The hood was pulled up, as it was insupport-ably hot, and at twelve o'clock the tarantass left Perm in a cloud of dust.

The way in which the iemschik kept up the pace of his team would have certainly astonished travelers who, being neither Russians nor Siberians, were not accustomed to this sort of thing. The leader, rather larger than the others, kept to a steady long trot, perfectly regular, whether up or down hill. The two other horses seemed to know no other pace than the gallop, though they performed many an eccentric curvette as they went along. The iemschik, however, never touched them, only urging them on by startling cracks of his whip. But what epithets he lavished on them, including the names of all the saints in the calendar, when they behaved like docile and conscientious animals! The string which served as reins would have had no influence on the spirited beasts, but the words "na pravo," to the right, "na levo," to the left, pronounced in a guttural tone, were more effectual than either bridle or snaffle.

And what amiable expressions! "Go on, my doves!" the iemschik would say. "Go on, pretty swallows! Fly, my little pigeons! Hold up, my cousin on the left! Gee up, my little father on the right!"

But when the pace slackened, what insulting expressions, instantly understood by the sensitive animals! "Go on, you wretched snail! Confound you, you slug! I'll roast you alive, you tortoise, you!"

Whether or not it was from this way of driving, which requires the iemschiks to possess strong throats more than muscular arms, the tarantass flew along at a rate of from twelve to fourteen miles an hour. Michael Strogoff was accustomed both to the sort of vehicle and the mode of traveling. Neither jerks nor jolts incommoded him. He knew that a Russian driver never even tries to avoid either stones, ruts, bogs, fallen trees, or trenches, which may happen to be in the road. He was used to all that. His companion ran a risk of being hurt by the violent jolts of the tarantass, but she would not complain.

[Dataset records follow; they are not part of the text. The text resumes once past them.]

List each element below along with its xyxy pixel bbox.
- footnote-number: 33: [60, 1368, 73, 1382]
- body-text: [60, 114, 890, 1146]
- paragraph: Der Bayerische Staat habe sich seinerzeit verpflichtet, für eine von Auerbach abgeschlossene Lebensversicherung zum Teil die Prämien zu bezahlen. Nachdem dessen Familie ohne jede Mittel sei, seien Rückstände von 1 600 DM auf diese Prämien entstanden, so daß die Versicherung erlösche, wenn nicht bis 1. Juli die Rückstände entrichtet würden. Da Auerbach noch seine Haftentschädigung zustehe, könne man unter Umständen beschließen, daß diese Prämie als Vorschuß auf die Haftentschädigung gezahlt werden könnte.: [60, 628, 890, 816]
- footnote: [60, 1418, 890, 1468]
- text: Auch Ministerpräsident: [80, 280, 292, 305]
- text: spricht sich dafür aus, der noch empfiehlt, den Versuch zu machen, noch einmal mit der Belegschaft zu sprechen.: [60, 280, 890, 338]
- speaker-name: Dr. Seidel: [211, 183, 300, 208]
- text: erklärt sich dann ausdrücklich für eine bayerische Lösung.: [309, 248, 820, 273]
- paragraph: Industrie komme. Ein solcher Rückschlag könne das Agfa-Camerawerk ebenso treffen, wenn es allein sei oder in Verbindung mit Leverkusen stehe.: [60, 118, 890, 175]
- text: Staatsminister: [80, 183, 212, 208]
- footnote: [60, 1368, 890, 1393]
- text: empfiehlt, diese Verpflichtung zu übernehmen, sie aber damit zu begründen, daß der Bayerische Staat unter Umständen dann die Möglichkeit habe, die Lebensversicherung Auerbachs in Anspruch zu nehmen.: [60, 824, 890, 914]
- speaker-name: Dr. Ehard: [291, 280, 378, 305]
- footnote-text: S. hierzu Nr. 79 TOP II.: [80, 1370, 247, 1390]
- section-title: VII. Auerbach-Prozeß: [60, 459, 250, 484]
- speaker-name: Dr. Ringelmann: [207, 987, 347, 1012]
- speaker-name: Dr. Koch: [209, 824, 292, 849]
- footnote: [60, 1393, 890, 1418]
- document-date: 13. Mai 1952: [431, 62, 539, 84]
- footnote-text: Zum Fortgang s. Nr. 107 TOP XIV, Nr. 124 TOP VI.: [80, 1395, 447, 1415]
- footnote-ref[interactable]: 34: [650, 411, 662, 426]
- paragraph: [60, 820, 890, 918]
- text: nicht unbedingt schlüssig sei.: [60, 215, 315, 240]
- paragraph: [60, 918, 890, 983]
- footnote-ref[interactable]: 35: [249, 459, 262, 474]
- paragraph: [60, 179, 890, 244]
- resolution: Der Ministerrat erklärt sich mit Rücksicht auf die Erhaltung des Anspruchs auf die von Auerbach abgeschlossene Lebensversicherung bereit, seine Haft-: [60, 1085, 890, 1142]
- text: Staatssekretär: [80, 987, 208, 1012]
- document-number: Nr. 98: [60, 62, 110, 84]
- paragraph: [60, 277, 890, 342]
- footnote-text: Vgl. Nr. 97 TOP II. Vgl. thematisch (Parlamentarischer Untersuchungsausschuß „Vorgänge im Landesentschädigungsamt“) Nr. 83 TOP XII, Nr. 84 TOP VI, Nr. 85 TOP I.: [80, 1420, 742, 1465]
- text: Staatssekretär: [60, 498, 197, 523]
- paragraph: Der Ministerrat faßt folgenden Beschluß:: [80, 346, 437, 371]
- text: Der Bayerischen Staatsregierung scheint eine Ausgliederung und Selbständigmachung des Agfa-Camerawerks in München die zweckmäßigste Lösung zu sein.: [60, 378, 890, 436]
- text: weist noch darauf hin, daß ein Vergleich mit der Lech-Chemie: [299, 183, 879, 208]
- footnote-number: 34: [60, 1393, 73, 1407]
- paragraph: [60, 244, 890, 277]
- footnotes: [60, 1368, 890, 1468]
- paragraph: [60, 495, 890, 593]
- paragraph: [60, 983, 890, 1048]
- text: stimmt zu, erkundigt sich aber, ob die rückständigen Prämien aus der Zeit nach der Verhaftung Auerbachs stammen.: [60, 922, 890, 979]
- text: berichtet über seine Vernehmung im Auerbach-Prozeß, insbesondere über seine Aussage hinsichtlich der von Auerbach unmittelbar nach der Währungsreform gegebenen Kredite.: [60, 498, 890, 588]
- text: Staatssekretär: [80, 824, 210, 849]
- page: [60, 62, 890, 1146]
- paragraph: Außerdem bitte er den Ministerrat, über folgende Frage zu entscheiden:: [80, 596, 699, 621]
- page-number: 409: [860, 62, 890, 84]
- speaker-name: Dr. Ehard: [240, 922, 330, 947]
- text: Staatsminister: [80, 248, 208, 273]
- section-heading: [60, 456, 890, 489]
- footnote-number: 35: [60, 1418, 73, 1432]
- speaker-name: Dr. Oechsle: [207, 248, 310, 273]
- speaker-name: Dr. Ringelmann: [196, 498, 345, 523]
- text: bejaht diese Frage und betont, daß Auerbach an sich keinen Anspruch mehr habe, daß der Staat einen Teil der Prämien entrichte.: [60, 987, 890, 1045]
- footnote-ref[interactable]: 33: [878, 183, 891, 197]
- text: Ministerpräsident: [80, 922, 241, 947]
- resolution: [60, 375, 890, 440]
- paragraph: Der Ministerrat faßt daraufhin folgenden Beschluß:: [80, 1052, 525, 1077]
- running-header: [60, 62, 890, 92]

For a little while Nadia did not speak. Then possessed with the one thought, that of reaching her journey's end, "I have calculated that there are three hundred versts between Perm and Ekaterenburg, brother," said she. "Am I right?"

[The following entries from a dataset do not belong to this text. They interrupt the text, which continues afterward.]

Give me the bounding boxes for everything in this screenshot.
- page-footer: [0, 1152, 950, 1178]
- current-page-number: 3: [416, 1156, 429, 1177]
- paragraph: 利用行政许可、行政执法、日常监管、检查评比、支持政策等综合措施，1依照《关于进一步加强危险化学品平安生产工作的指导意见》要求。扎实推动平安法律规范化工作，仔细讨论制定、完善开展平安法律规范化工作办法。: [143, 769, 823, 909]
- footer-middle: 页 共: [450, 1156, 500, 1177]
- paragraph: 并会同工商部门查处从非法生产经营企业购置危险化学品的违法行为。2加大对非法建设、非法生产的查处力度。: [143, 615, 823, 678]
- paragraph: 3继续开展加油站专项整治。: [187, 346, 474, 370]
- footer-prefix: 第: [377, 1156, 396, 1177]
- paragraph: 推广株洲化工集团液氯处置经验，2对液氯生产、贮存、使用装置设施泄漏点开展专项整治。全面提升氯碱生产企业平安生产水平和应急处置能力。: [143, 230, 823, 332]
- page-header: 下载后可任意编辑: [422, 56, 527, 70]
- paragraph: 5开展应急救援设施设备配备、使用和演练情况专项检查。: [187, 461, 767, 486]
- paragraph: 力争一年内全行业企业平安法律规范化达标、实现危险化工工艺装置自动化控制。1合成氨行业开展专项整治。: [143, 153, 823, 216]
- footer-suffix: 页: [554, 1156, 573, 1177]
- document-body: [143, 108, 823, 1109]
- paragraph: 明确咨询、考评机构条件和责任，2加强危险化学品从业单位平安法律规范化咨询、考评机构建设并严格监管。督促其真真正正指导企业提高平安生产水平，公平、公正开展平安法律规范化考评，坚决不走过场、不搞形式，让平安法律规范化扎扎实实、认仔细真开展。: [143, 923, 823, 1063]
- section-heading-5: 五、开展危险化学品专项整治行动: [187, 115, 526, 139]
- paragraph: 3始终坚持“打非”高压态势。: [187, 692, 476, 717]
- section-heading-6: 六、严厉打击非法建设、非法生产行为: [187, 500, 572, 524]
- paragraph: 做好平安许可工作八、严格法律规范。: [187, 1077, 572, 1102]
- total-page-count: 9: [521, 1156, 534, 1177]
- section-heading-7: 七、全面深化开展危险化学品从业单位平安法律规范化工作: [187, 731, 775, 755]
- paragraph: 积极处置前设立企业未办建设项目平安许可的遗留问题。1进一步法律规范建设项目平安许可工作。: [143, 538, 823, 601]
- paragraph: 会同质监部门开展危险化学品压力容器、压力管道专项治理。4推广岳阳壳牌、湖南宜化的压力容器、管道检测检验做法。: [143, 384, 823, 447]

"You are quite right, Nadia," answered Michael; "and when we have reached Ekaterenburg, we shall be at the foot of the Ural Mountains on the opposite side."

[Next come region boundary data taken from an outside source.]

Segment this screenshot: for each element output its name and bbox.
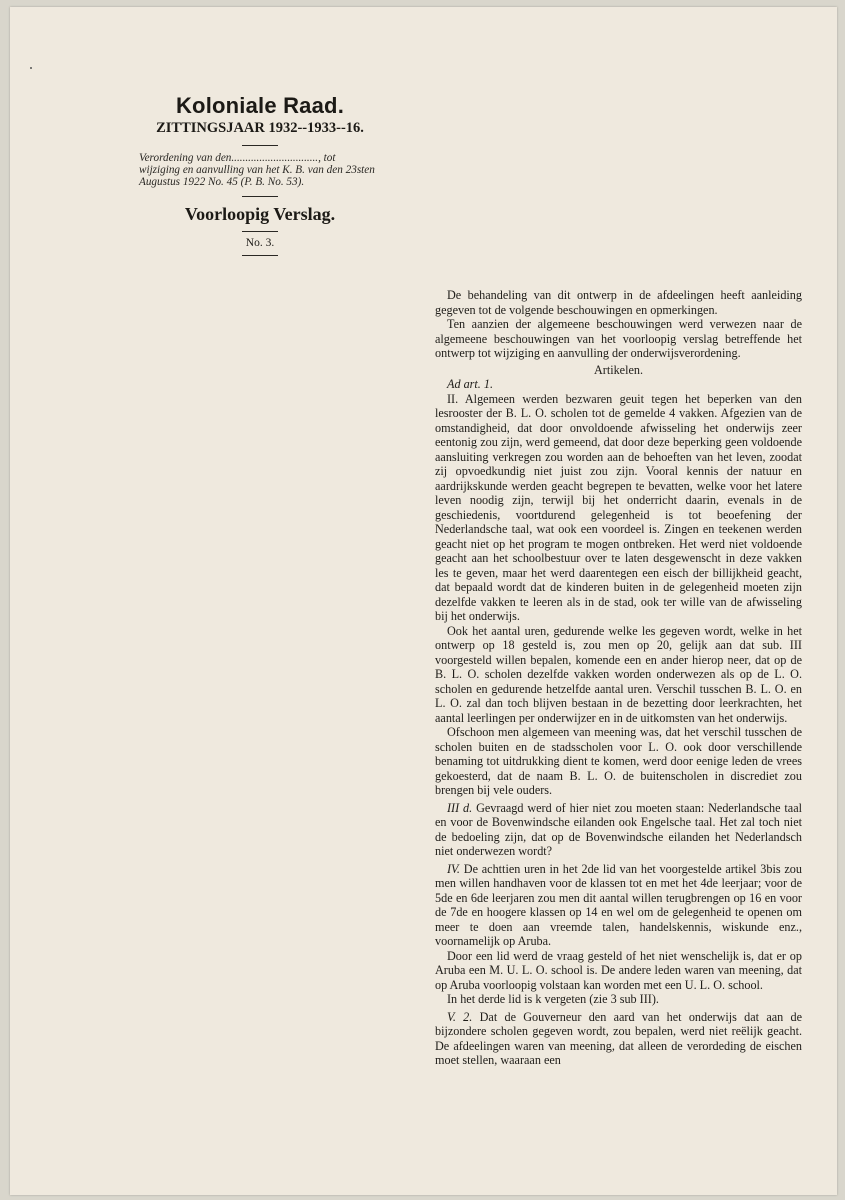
section-label: II. [447,391,459,406]
speck [30,67,32,69]
paragraph-text: De achttien uren in het 2de lid van het voorgestelde artikel 3bis zou men willen handhaven voor de klassen tot en met het 4de leerjaar; voor de 5de en 6de leerjaren zou men dit aantal willen terugbrengen op 16 en voor de 7de en hoogere klassen op 14 en wel om de gelegenheid te openen om meer te doen aan vreemde talen, handelskennis, wiskunde enz., voornamelijk op Aruba. [435,861,802,948]
divider [242,255,278,256]
section-label: IV. [447,861,460,876]
section-label: III d. [447,800,473,815]
document-header [125,93,395,256]
divider [242,145,278,146]
paragraph [435,862,802,949]
report-body [435,288,802,1068]
articles-heading: Artikelen. [593,362,644,377]
divider [242,196,278,197]
paragraph-text: Dat de Gouverneur den aard van het onderwijs dat aan de bijzondere scholen gegeven wordt, zou bepalen, werd niet reëlijk geacht. De afdeelingen waren van meening, dat alleen de verordeding de eischen moet stellen, waaraan een [435,1009,803,1067]
paragraph: Ook het aantal uren, gedurende welke les gegeven wordt, welke in het ontwerp op 18 gesteld is, zou men op 20, gelijk aan dat sub. III voorgesteld willen bepalen, komende een en ander hierop neer, dat op de B. L. O. scholen dezelfde vakken worden onderwezen als op de L. O. scholen en gedurende hetzelfde aantal uren. Verschil tusschen B. L. O. en L. O. zal dan toch blijven bestaan in de bezetting door leerkrachten, het aantal leerlingen per onderwijzer en in de uitkomsten van het onderwijs. [435,623,802,725]
paragraph [435,392,802,624]
paragraph: Ten aanzien der algemeene beschouwingen werd verwezen naar de algemeene beschouwingen van het voorloopig verslag betreffende het ontwerp tot wijziging en aanvulling der onderwijsverordening. [435,317,802,360]
article-reference: Ad art. 1. [447,377,494,391]
report-title: Voorloopig Verslag. [184,204,336,224]
paragraph-text: Algemeen werden bezwaren geuit tegen het beperken van den lesrooster der B. L. O. scholen tot de gemelde 4 vakken. Afgezien van de omstandigheid, dat door onvoldoende afwisseling het onderwijs zeer eentonig zou zijn, werd gemeend, dat door deze beperking geen voldoende aansluiting verkregen zou worden aan de behoeften van het leven, zoodat zij opvoedkundig niet juist zou zijn. Vooral kennis der natuur en aardrijkskunde werden geacht begrepen te bevatten, welke voor het latere leven noodig zijn, terwijl bij het onderricht daarin, evenals in de geschiedenis, voortdurend gelegenheid is tot beoefening der Nederlandsche taal, wat ook een voordeel is. Zingen en teekenen werden geacht niet op het program te mogen ontbreken. Het werd niet voldoende geacht aan het schoolbestuur over te laten desgewenscht in deze vakken les te geven, maar het werd daarentegen een eisch der billijkheid geacht, dat bepaald wordt dat de kinderen buiten in de gelegenheid moeten zijn dezelfde vakken te leeren als in de stad, ook ter wille van de afwisseling bij het onderwijs. [435,391,803,623]
paragraph: De behandeling van dit ontwerp in de afdeelingen heeft aanleiding gegeven tot de volgende beschouwingen en opmerkingen. [435,288,802,317]
section-label: V. 2. [447,1009,473,1024]
session-year: ZITTINGSJAAR 1932--1933--16. [156,120,364,136]
paragraph: Door een lid werd de vraag gesteld of het niet wenschelijk is, dat er op Aruba een M. U. L. O. school is. De andere leden waren van meening, dat op Aruba voorloopig volstaan kan worden met een U. L. O. school. [435,948,802,992]
ordinance-description: Verordening van den..............................., tot wijziging en aanvulling van het K. B. van den 23sten Augustus 1922 No. 45 (P. B. No. 53). [139,152,375,188]
paragraph [435,801,802,859]
paragraph [435,1010,802,1068]
council-title: Koloniale Raad. [175,93,345,118]
paragraph-text: Gevraagd werd of hier niet zou moeten staan: Nederlandsche taal en voor de Bovenwindsche eilanden ook Engelsche taal. Het zal toch niet de bedoeling zijn, dat op de Bovenwindsche eilanden het Nederlandsch niet onderwezen wordt? [435,800,803,858]
document-page [10,7,837,1195]
report-number: No. 3. [245,237,275,249]
divider [242,231,278,232]
paragraph: In het derde lid is k vergeten (zie 3 sub III). [447,992,659,1006]
paragraph: Ofschoon men algemeen van meening was, dat het verschil tusschen de scholen buiten en de stadsscholen voor L. O. ook door verschillende benaming tot uitdrukking dient te komen, werd door eenige leden de vrees gekoesterd, dat de naam B. L. O. de buitenscholen in discrediet zou brengen bij vele ouders. [435,725,802,797]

"How long will it take to get across the mountains?"

"Forty-eight hours, for we shall travel day and night. I say day and night, Nadia," added he, "for I cannot stop even for a moment; I go on without rest to Irkutsk."

"I shall not delay you, brother; no, not even for an hour, and we will travel day and night."

"Well then, Nadia, if the Tartar invasion has only left the road open, we shall arrive in twenty days."

"You have made this journey before?" asked Nadia.

"Many times."

"During winter we should have gone more rapidly and surely, should we not?"

"Yes, especially with more rapidity, but you would have suffered much from the frost and snow."

"What matter! Winter is the friend of Russia."

"Yes, Nadia, but what a constitution anyone must have to endure such friendship! I have often seen the temperature in the Siberian steppes fall to more than forty degrees below freezing point! I have felt, notwithstanding my reindeer coat, my heart growing chill, my limbs stiffening, my feet freezing in triple woolen socks; I have seen my sleigh horses covered with a coating of ice, their breath congealed at their nostrils. I have seen the brandy in my flask change into hard stone, on which not even my knife could make an impression. But my sleigh flew like the wind. Not an obstacle on the plain, white and level farther than the eye could reach! No rivers to stop one! Hard ice everywhere, the route open, the road sure! But at the price of what suffering, Nadia, those alone could say, who have never returned, but whose bodies have been covered up by the snow storm."

"However, you have returned, brother," said Nadia.